The older brother was killed in the gun battle during a getaway attempt. The younger brother, Dzhokhar Tsarnaev, was still in serious condition Sunday after his capture Friday from a tarp-covered boat in a suburban Boston backyard. Authorities would not comment on whether he had been questioned.
An aerial infrared image shows the outline of Dzhokhar Tsarnaev in a boat during the manhunt in Watertown, Massachusetts, April 19, 2013, courtesy of the Massachusetts State Police. [Photo/Agencies] |
Sen. Dan Coats of Indiana, a member of the Senate Intelligence Committee, said Tsarnaev's throat wound raised questions about when he will be able to talk again, if ever.

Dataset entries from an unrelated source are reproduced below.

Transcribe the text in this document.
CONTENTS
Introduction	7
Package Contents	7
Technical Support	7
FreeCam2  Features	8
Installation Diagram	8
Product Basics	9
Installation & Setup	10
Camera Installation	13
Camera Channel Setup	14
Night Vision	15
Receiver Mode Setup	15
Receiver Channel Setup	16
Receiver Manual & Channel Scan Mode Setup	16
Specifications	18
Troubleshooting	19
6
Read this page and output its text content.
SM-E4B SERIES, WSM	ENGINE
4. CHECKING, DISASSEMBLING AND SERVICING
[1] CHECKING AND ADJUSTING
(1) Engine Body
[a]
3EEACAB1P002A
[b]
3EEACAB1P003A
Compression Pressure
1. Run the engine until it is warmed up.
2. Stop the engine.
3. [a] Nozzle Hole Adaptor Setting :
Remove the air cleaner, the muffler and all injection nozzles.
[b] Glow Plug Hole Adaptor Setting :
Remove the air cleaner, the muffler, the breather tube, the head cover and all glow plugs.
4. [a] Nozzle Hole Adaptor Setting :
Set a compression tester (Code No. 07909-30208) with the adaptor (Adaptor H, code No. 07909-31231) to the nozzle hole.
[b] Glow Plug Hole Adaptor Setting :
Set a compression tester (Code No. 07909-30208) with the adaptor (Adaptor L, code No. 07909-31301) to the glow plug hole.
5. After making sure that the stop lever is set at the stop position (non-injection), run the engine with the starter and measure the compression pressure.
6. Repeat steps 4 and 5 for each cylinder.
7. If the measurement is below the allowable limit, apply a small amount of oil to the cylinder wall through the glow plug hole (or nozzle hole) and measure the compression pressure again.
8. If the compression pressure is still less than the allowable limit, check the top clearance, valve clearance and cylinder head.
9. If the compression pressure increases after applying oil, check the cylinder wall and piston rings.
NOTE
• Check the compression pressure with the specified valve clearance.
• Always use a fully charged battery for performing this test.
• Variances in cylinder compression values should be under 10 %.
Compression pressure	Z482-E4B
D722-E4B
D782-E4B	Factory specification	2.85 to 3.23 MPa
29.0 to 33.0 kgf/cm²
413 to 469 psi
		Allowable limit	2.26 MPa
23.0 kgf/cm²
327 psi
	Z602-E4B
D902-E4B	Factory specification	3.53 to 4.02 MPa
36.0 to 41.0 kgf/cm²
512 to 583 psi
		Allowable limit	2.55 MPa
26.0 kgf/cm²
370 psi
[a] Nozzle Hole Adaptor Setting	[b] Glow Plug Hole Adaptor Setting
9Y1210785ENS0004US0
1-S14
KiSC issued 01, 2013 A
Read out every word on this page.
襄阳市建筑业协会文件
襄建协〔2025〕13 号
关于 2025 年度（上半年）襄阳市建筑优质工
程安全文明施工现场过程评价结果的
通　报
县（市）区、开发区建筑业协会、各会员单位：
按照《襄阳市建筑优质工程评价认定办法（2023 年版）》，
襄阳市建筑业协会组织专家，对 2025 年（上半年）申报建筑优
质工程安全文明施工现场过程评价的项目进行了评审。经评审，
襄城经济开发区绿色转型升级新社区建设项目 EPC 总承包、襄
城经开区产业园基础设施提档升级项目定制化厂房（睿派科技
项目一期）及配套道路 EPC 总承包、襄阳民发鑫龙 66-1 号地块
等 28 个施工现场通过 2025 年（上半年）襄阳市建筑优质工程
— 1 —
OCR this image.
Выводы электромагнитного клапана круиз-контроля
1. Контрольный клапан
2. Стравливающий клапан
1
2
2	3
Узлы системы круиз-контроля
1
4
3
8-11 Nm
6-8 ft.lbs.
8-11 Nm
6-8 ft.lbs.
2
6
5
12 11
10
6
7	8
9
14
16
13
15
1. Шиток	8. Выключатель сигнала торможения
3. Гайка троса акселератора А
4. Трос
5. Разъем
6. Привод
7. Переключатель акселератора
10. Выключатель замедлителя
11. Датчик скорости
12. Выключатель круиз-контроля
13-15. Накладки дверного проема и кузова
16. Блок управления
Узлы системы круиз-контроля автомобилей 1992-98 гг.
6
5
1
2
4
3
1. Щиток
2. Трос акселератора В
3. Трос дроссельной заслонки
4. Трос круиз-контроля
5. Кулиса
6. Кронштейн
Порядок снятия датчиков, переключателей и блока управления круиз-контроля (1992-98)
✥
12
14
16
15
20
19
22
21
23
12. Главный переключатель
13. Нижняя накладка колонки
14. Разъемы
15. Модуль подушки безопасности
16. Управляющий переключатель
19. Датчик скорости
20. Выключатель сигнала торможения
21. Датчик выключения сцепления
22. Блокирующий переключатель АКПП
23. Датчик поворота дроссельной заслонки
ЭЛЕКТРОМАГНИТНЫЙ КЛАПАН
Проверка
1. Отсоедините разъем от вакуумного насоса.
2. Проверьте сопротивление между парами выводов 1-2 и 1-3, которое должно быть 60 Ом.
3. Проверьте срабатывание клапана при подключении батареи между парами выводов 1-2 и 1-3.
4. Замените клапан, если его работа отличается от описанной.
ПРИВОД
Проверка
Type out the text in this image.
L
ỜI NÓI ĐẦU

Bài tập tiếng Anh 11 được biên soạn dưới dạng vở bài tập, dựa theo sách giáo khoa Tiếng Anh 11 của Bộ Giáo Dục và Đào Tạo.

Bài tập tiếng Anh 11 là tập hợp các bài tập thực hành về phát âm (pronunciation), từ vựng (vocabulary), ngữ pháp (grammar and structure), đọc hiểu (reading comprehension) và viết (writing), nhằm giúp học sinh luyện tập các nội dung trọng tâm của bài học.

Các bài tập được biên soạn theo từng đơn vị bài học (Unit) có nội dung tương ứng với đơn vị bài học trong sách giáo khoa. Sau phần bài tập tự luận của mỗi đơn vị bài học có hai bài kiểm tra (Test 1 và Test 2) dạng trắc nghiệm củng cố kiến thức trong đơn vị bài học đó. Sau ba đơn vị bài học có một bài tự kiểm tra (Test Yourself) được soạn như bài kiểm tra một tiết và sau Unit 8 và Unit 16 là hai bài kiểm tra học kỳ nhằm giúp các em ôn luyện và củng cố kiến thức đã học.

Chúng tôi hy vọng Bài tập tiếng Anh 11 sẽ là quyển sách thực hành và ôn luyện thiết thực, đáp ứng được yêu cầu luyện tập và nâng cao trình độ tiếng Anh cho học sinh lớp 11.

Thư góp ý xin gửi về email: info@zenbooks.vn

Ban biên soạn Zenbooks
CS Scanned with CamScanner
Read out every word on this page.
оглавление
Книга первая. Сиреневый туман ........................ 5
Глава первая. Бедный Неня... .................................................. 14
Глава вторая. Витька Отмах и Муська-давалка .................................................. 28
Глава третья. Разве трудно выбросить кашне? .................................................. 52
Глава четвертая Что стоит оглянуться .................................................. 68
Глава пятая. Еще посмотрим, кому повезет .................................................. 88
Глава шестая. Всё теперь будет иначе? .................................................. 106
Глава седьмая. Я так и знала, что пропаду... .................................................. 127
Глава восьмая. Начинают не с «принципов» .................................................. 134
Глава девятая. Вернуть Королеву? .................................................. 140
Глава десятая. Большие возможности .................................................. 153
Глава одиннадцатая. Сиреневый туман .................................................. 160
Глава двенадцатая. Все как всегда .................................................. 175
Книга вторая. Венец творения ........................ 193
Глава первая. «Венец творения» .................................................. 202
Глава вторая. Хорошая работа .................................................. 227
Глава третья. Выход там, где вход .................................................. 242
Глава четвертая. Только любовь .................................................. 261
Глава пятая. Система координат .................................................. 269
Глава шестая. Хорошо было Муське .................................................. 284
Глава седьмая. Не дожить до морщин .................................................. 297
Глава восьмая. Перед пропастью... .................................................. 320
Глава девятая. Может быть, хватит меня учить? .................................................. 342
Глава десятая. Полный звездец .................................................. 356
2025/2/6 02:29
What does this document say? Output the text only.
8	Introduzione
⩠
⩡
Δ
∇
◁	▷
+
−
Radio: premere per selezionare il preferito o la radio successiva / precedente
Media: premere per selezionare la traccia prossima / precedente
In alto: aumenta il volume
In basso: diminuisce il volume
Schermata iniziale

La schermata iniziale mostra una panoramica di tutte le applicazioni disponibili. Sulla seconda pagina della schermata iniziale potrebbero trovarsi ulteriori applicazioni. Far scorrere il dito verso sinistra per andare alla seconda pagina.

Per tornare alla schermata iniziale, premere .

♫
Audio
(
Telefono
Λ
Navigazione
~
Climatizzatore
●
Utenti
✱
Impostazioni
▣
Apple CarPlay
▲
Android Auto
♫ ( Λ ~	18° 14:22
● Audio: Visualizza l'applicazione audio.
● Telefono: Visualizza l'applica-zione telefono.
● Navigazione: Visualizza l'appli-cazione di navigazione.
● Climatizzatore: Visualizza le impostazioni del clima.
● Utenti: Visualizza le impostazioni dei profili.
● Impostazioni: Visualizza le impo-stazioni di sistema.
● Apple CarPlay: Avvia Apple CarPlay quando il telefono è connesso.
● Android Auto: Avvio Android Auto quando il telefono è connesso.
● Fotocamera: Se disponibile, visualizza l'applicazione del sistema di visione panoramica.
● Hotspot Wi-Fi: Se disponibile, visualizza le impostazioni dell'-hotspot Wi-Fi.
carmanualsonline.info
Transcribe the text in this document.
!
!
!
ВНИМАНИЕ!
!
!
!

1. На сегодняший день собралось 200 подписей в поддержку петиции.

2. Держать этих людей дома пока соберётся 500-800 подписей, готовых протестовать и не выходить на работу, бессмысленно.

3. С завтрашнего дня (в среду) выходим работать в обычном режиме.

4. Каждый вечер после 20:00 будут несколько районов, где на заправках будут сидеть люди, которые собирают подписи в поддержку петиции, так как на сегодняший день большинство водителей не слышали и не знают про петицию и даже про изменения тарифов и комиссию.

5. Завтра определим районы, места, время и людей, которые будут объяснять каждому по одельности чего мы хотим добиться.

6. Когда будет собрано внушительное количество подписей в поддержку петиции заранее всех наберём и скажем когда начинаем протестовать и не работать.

The wound "doesn't mean he can't communicate, but right now I think he's in a condition where we can't get any information from him at all," Coats told ABC's "This Week".
It was not clear whether Tsarnaev was shot by police or inflicted the wound himself.
In the final standoff with police, shots were fired from the boat, but investigators have not determined where the gunfire was aimed, Davis said.
The younger Tsarnaev who is hospitalized at Boston's Beth Israel Deaconess Medical Center could be charged any day. The most serious charge available to federal prosecutors would be the use of a weapon of mass destruction to kill people, which carries a possible death sentence. Massachusetts does not have the death penalty.
US officials said an elite interrogation team would question Tsarnaev, a Massachusetts college student, without reading him his Miranda rights, which guarantees the right to remain silent and the right to an attorney. Such an exception is allowed on a limited basis when the public may be in immediate danger, such as instances in which bombs are planted and ready to go off.
The federal public defender's office in Massachusetts said it has agreed to represent Tsarnaev once he is charged.